Allain's gun bill advances
Sen. Bret Allain
BATON ROUGE, La. (AP) — A measure that would allow legislators to carry concealed weapons in all public buildings except the Louisiana Capitol is nearing final passage after receiving House approval on Tuesday.
The House voted 79-12 to back the bill by Franklin Sen. Bret Allain, a Republican who argues lawmakers need the privilege because they often face threats of violence.
Under the bill, lawmakers would be exempt from a law barring concealed weapons in most public buildings. Like judges and district attorneys, lawmakers would be able to enter courthouses and state offices armed, provided they go through annual training.
The House criminal justice committee sought to also require lawmakers to go through a psychiatric test, but that requirement was removed on the House floor with an amendment from Rep. Jeff Thompson, R-Bossier City.

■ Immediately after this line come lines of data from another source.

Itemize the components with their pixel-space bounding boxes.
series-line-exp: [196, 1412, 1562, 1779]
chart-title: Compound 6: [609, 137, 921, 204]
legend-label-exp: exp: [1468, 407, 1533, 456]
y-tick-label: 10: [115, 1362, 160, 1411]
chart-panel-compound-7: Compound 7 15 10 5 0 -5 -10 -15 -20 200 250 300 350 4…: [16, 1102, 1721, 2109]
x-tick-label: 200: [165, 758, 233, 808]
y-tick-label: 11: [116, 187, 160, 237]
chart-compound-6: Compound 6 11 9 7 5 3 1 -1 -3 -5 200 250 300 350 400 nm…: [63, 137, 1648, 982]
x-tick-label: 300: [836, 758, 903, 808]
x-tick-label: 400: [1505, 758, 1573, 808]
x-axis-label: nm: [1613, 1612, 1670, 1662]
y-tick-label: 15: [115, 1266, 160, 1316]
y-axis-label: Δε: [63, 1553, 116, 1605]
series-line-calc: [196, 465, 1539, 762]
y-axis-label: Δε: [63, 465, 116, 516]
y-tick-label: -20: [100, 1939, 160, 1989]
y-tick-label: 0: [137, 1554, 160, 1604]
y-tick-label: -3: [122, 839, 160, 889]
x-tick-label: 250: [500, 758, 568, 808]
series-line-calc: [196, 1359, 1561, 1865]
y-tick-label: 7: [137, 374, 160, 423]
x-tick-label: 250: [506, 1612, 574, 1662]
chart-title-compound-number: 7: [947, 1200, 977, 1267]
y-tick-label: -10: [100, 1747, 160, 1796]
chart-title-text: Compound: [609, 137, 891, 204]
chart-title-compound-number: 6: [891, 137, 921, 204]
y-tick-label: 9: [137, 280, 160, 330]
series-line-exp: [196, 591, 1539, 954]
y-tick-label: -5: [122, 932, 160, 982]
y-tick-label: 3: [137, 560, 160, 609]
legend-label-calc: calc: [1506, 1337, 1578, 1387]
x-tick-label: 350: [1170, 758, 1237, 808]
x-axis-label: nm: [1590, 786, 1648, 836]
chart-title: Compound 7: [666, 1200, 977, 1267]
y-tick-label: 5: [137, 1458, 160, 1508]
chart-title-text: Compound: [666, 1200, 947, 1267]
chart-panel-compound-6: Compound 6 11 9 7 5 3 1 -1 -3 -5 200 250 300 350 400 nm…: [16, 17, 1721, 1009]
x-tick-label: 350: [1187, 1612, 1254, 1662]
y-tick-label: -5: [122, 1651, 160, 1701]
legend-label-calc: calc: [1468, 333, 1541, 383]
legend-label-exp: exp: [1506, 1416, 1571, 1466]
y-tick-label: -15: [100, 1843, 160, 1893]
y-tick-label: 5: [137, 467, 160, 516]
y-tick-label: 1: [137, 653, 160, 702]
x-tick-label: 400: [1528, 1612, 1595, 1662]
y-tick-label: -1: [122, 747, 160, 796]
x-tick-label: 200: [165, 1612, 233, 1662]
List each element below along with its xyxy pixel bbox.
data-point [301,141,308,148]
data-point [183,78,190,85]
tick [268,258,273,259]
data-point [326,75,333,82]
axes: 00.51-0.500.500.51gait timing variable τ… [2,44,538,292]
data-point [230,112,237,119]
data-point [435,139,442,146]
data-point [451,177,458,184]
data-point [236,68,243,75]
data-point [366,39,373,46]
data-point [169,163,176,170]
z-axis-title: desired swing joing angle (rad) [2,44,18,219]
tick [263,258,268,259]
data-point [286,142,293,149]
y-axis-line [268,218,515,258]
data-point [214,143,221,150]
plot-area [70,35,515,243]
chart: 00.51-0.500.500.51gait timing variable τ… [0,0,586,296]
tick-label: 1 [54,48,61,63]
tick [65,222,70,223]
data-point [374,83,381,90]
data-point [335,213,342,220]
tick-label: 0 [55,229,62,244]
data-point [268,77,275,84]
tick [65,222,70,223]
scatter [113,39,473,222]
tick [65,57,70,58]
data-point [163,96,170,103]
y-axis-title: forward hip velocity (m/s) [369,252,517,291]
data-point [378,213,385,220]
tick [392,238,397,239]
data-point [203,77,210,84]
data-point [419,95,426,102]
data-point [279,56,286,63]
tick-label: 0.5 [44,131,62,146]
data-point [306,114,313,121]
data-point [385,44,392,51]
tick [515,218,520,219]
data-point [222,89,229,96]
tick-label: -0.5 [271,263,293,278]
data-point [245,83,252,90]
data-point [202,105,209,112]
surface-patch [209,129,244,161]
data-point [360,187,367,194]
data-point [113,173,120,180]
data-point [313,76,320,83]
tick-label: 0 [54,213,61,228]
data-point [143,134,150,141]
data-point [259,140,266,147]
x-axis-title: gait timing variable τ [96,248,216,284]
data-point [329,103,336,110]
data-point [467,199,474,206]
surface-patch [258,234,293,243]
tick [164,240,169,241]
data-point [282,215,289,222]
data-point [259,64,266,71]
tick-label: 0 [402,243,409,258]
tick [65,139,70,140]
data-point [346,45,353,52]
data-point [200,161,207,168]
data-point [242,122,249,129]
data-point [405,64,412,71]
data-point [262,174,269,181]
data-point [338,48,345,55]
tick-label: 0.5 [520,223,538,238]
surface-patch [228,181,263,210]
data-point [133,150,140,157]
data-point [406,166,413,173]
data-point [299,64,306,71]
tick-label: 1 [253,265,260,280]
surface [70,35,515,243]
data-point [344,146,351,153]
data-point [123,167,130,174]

Thompson, who presented the measure on behalf of Allain, said the psychiatric test was unnecessary and with no objection, the language was stripped.
The measure would prohibit legislators from carrying weapons at the state Capitol, where only judicial officials are allowed to do so.
Rep. Barry Ivey, R-Baton Rouge, suggested Thompson should add another amendment that would allow anyone in Louisiana with a concealed weapons permit to the list of exceptions, to appease concerns from opponents that the measure elevates legislators above their constituents by giving lawmakers special treatment.
But Thompson said the measure does not create a special class for lawmakers; it only adds them to an existing one. He also said it was not his position to amend the measure against Allain's wishes.
The bill will go back to the Senate for consideration of House changes.